Dave Whitmore: First of all, whenever you enter the position I hope you reviewed your own risk tolerance, and your sense of what the trade you were putting on, or the position you were putting on, was going to do.

First, you need to understand the risk that’s inherent in any position that you have. There are a variety of tools for that. We have a risk analysis tool right within the E-Trade Web site. We use a company called RiskGrades, and they will give you a numerical representation of how much risk is in a specific position.

Then you should also know what was the expected risk and what it was you put on, when you put that trade on.

Finally, you have to know what you can tolerate. Again, this goes back to questions that should have been answered before you entered the trade. If you’re a trader, what you might need to consider is: Are you using the right vehicle for the investment or trading hypothesis that you had?

I mean, let’s face it, to say you were, for example, bullish on technology could have been effected in a variety of ways, each of which would have differing degrees of risk. Maybe one is just to buy a big popular technology stock. Maybe another one is to buy a technology ETF.

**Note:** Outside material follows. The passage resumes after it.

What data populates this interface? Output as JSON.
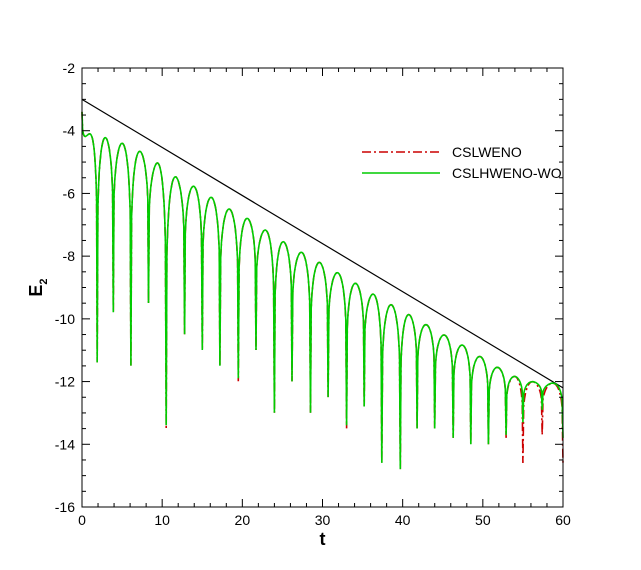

Maybe another one is to buy one of those instruments on margin and leverage your position, and finally you could have used options to implement the position. All of these have differing degrees of risk, even though they’re all bets on the same particular idea. Traders and investors have to think about these things differently.

But for a trader, it’s not just were you correct in your hypothesis on what the underlying was going to do, but did you choose an instrument, did you choose a degree of leverage that fits with your risk tolerance? If things are reacting differently than what you thought, it’s time to reassess that, educate yourself, and learn about what those different instruments are, in order to effect a trade.

Kate Stalter: It seems like just boiling that down to the most basic: Go into every trade with some kind of plan, not just buying. It seems like a lot of traders don’t have an exit strategy.

Dave Whitmore: Having a signal to you that tells you a stock is going up, for example, is not a strategy. The strategy is having a signal, a catalyst, if you will, whatever event makes you decide that an idea is either bullish or bearish for you.

But the strategy comes with defining how you’re going to enter that trade, how much of your capital is going to be committed to that trade, and as you just pointed out perfectly, how are you getting out? What is your target? Where is your pain point? That would be where you put your stop-loss, that’s the bailout, that’s the jump-out point.

You need to, on each trade, have a sense of the ratio of that. How much upside potential is there, and how much risk am I willing to take? That’s one of the most basic steps of assessing the risk in a trade. Every investor needs to do that.